Na visão de Helen Caldwell, Bentinho é como Otelo, o personagem de Shakespeare
que mata a mulher, Desdêmona, uma inocente, após ser convencido de uma traição
a partir de intrigas do vingativo Iago. As múltiplas interpretações revelam por
que a obra continua sendo adorada por leitores e reverenciada por críticos: ela
guarda mistérios insolucionáveis. Dom Casmurro é um livro de enigmas.
O romance
obrigou críticos e leitores a prestar mais atenção num aspecto decisivo do
texto literário: o narrador. Parece óbvio pensar que o relato de uma pessoa é
um relato parcial sobre as coisas, mas não é tão evidente assim quando se está
em pleno deleite de uma obra-prima - ainda mais quando o narrador tem um texto
elegante, como um lorde inglês
tomando chá da tarde (que merda),
e está precisando de um ombro amigo. O leitor acaba sendo fisgado pelo
envolvente discurso de Bentinho e nem se dá conta de que só está vendo um lado
da história. Esse é um dos trunfos de Dom Casmurro, mas está longe de ser o
único.
(...) Capitu olhou alguns instantes para o cadáver tão fixa, tão apaixonadamente fixa, que não admira lhe saltassem algumas lágrimas poucas e caladas...
O professor de
literatura Sergius Gonzaga diz que há dois textos no romance. Um é aquele em
que Bentinho afirma a traição. Há um outro em que o próprio Bentinho solta
pistas de que tudo não passa de neura da sua cabeça. Essa contraprova é
apresentada quando o narrador afirma que Capitu era muito parecida com a mãe de
Sancha, mulher de Escobar, o suposto amigo traidor. Ou seja, a semelhança entre
o filho de Bentinho e o melhor amigo poderia vir daí - e não de um adultério.
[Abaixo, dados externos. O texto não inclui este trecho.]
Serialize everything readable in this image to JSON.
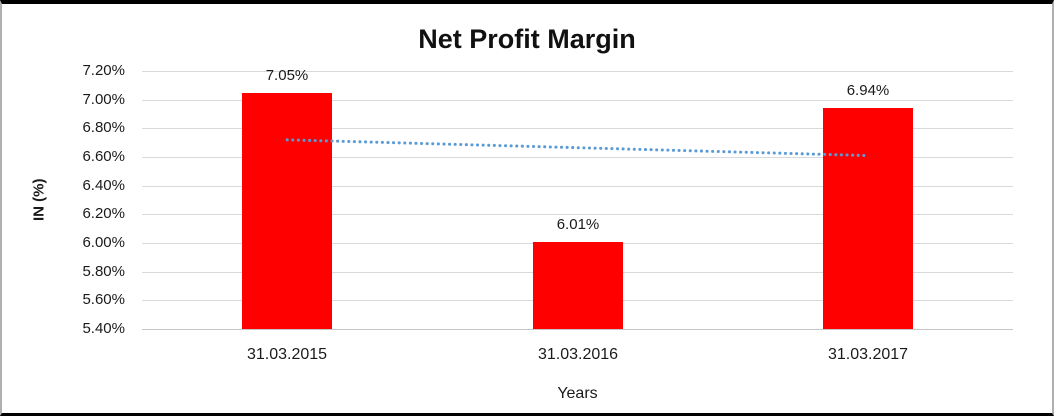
{
  "chart_data": {
    "type": "bar",
    "title": "Net Profit Margin",
    "xlabel": "Years",
    "ylabel": "IN (%)",
    "categories": [
      "31.03.2015",
      "31.03.2016",
      "31.03.2017"
    ],
    "values": [
      7.05,
      6.01,
      6.94
    ],
    "data_labels": [
      "7.05%",
      "6.01%",
      "6.94%"
    ],
    "y_ticks": [
      "7.20%",
      "7.00%",
      "6.80%",
      "6.60%",
      "6.40%",
      "6.20%",
      "6.00%",
      "5.80%",
      "5.60%",
      "5.40%"
    ],
    "ylim": [
      5.4,
      7.2
    ],
    "y_step": 0.2,
    "grid": true,
    "legend": "none",
    "bar_color": "#ff0000",
    "gridline_color": "#d9d9d9",
    "trendline": {
      "type": "linear",
      "style": "dotted",
      "color": "#5b9bd5",
      "start_value": 6.72,
      "end_value": 6.61
    }
  }
}
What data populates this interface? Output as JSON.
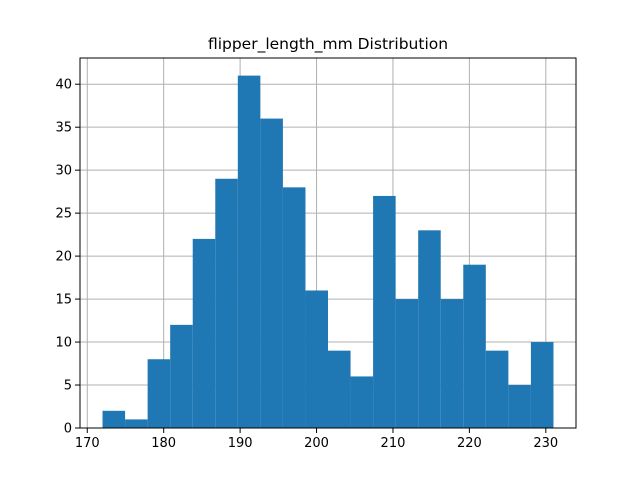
{
  "chart_data": {
    "type": "bar",
    "title": "flipper_length_mm Distribution",
    "xlabel": "",
    "ylabel": "",
    "bin_range": [
      172,
      231
    ],
    "bins": 20,
    "values": [
      2,
      1,
      8,
      12,
      22,
      29,
      41,
      36,
      28,
      16,
      9,
      6,
      27,
      15,
      23,
      15,
      19,
      9,
      5,
      10
    ],
    "xlim": [
      169.05,
      233.95
    ],
    "ylim": [
      0,
      43.05
    ],
    "xticks": [
      "170",
      "180",
      "190",
      "200",
      "210",
      "220",
      "230"
    ],
    "yticks": [
      "0",
      "5",
      "10",
      "15",
      "20",
      "25",
      "30",
      "35",
      "40"
    ],
    "grid": true,
    "bar_color": "#1f77b4",
    "grid_color": "#b0b0b0"
  }
}
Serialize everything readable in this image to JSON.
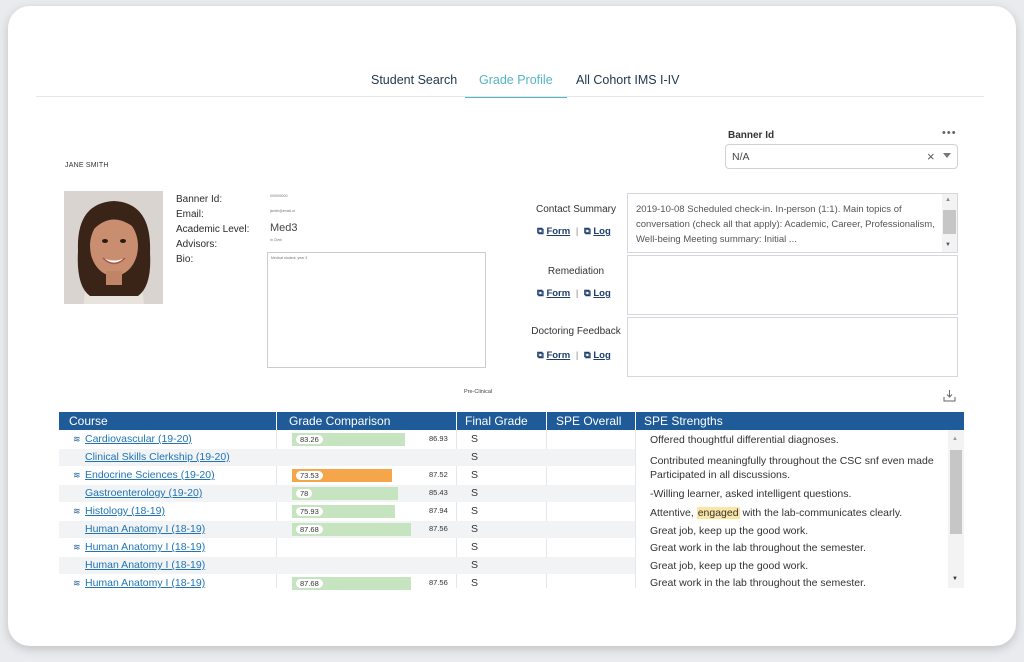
{
  "tabs": [
    {
      "label": "Student Search"
    },
    {
      "label": "Grade Profile"
    },
    {
      "label": "All Cohort IMS I-IV"
    }
  ],
  "profile": {
    "name": "JANE SMITH",
    "labels": {
      "banner_id": "Banner Id:",
      "email": "Email:",
      "academic_level": "Academic Level:",
      "advisors": "Advisors:",
      "bio": "Bio:"
    },
    "banner_id_value": "000000000",
    "email_value": "jsmith@email.ut",
    "academic_level_value": "Med3",
    "academic_level_sub": "In Clerk",
    "bio_placeholder": "Medical student, year 3"
  },
  "banner": {
    "label": "Banner Id",
    "value": "N/A"
  },
  "contact": {
    "label": "Contact Summary",
    "text": "2019-10-08 Scheduled check-in. In-person (1:1). Main topics of conversation (check all that apply): Academic, Career, Professionalism, Well-being Meeting summary: Initial ..."
  },
  "remediation": {
    "label": "Remediation"
  },
  "doctoring": {
    "label": "Doctoring Feedback"
  },
  "links": {
    "form": "Form",
    "sep": "|",
    "log": "Log"
  },
  "preclinical_label": "Pre-Clinical",
  "table": {
    "headers": [
      "Course",
      "Grade Comparison",
      "Final Grade",
      "SPE Overall",
      "SPE Strengths"
    ],
    "rows": [
      {
        "course": "Cardiovascular (19-20)",
        "grouped": true,
        "student": "83.26",
        "cohort": "86.93",
        "grade": "S",
        "bar_color": "#c7e4c0",
        "fill": 0.8326
      },
      {
        "course": "Clinical Skills Clerkship (19-20)",
        "grouped": false,
        "student": "",
        "cohort": "",
        "grade": "S",
        "bar_color": "",
        "fill": 0
      },
      {
        "course": "Endocrine Sciences (19-20)",
        "grouped": true,
        "student": "73.53",
        "cohort": "87.52",
        "grade": "S",
        "bar_color": "#f5a54a",
        "fill": 0.7353
      },
      {
        "course": "Gastroenterology (19-20)",
        "grouped": false,
        "student": "78",
        "cohort": "85.43",
        "grade": "S",
        "bar_color": "#c7e4c0",
        "fill": 0.78
      },
      {
        "course": "Histology (18-19)",
        "grouped": true,
        "student": "75.93",
        "cohort": "87.94",
        "grade": "S",
        "bar_color": "#c7e4c0",
        "fill": 0.7593
      },
      {
        "course": "Human Anatomy I (18-19)",
        "grouped": false,
        "student": "87.68",
        "cohort": "87.56",
        "grade": "S",
        "bar_color": "#c7e4c0",
        "fill": 0.8768
      },
      {
        "course": "Human Anatomy I (18-19)",
        "grouped": true,
        "student": "",
        "cohort": "",
        "grade": "S",
        "bar_color": "",
        "fill": 0
      },
      {
        "course": "Human Anatomy I (18-19)",
        "grouped": false,
        "student": "",
        "cohort": "",
        "grade": "S",
        "bar_color": "",
        "fill": 0
      },
      {
        "course": "Human Anatomy I (18-19)",
        "grouped": true,
        "student": "87.68",
        "cohort": "87.56",
        "grade": "S",
        "bar_color": "#c7e4c0",
        "fill": 0.8768
      }
    ],
    "strengths": [
      "Offered thoughtful differential diagnoses.",
      "Contributed meaningfully throughout the CSC snf even made",
      "Participated in all discussions.",
      "-Willing learner, asked intelligent questions.",
      "Attentive, ",
      "engaged",
      " with the lab-communicates clearly.",
      "Great job, keep up the good work.",
      "Great work in the lab throughout the semester.",
      "Great job, keep up the good work.",
      "Great work in the lab throughout the semester."
    ]
  },
  "colors": {
    "accent": "#55b6c3",
    "header": "#1f5b99",
    "link": "#1f74b5",
    "bar_green": "#c7e4c0",
    "bar_orange": "#f5a54a"
  }
}
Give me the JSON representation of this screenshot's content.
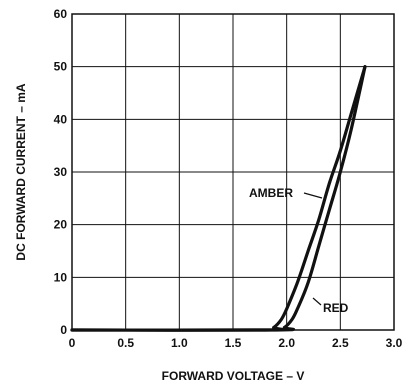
{
  "chart_data": {
    "type": "line",
    "xlabel": "FORWARD VOLTAGE – V",
    "ylabel": "DC FORWARD CURRENT – mA",
    "xlim": [
      0,
      3.0
    ],
    "ylim": [
      0,
      60
    ],
    "x_ticks": [
      "0",
      "0.5",
      "1.0",
      "1.5",
      "2.0",
      "2.5",
      "3.0"
    ],
    "y_ticks": [
      "0",
      "10",
      "20",
      "30",
      "40",
      "50",
      "60"
    ],
    "grid": true,
    "series": [
      {
        "name": "AMBER",
        "x": [
          0,
          1.8,
          1.88,
          1.95,
          2.0,
          2.1,
          2.2,
          2.3,
          2.4,
          2.5,
          2.6,
          2.73
        ],
        "y": [
          0,
          0,
          0.5,
          2,
          4,
          9,
          15,
          21,
          28,
          34,
          41,
          50
        ]
      },
      {
        "name": "RED",
        "x": [
          0,
          1.9,
          1.98,
          2.05,
          2.1,
          2.2,
          2.3,
          2.4,
          2.5,
          2.6,
          2.73
        ],
        "y": [
          0,
          0,
          0.5,
          2,
          4,
          9,
          16,
          23,
          30,
          38,
          50
        ]
      }
    ]
  }
}
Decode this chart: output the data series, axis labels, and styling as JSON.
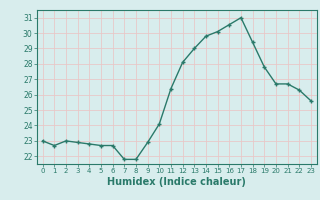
{
  "x": [
    0,
    1,
    2,
    3,
    4,
    5,
    6,
    7,
    8,
    9,
    10,
    11,
    12,
    13,
    14,
    15,
    16,
    17,
    18,
    19,
    20,
    21,
    22,
    23
  ],
  "y": [
    23.0,
    22.7,
    23.0,
    22.9,
    22.8,
    22.7,
    22.7,
    21.8,
    21.8,
    22.9,
    24.1,
    26.4,
    28.1,
    29.0,
    29.8,
    30.1,
    30.55,
    31.0,
    29.4,
    27.8,
    26.7,
    26.7,
    26.3,
    25.6
  ],
  "line_color": "#2a7a6a",
  "marker": "+",
  "marker_size": 3.5,
  "line_width": 1.0,
  "xlabel": "Humidex (Indice chaleur)",
  "xlabel_fontsize": 7,
  "ylim": [
    21.5,
    31.5
  ],
  "xlim": [
    -0.5,
    23.5
  ],
  "yticks": [
    22,
    23,
    24,
    25,
    26,
    27,
    28,
    29,
    30,
    31
  ],
  "xticks": [
    0,
    1,
    2,
    3,
    4,
    5,
    6,
    7,
    8,
    9,
    10,
    11,
    12,
    13,
    14,
    15,
    16,
    17,
    18,
    19,
    20,
    21,
    22,
    23
  ],
  "bg_color": "#d8eded",
  "grid_color": "#e8c8c8",
  "tick_color": "#2a7a6a",
  "axis_color": "#2a7a6a"
}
São passagens que revelam que Machado semeou a discórdia de propósito entre
leitores. Casmurro se tornou uma ode às coisas não ditas, às entrelinhas, aos
discursos ocultos (muitas vezes, mais importantes do que as declarações
explícitas).
Dom Casmurro é
também considerado um retrato de como funcionava a sociedade na metade do
século 19. Na época, apenas 20% da população brasileira era alfabetizada. A
obra disseca a nobreza e a elite (onde Bento e sua família se encaixavam), os
homens livres para quem trabalho era algo malvisto (a labuta era considerada
coisa de escravos) e os escravos, que não têm tanta participação no livro.
Além disso, a
Capitu descrita por Bentinho é uma rebelde que diz o que pensa e que dissimula
com naturalidade, como na passagem em que o ex-marido mostra como ela se saiu
bem de uma situação em que eles foram pegos namorando escondidos e que deixara
Bentinho desconcertado. Essas atitudes seriam impensáveis a uma mulher oriunda
de uma classe social baixa, num Brasil ainda escravocrata. "É uma
narrativa que aponta o início da rebelião da mulher diante de uma sociedade
patriarcal", comenta o professor Marcelo Frizon. Machado de Assis previu
uma mudança que viria a tomar forma meio século depois.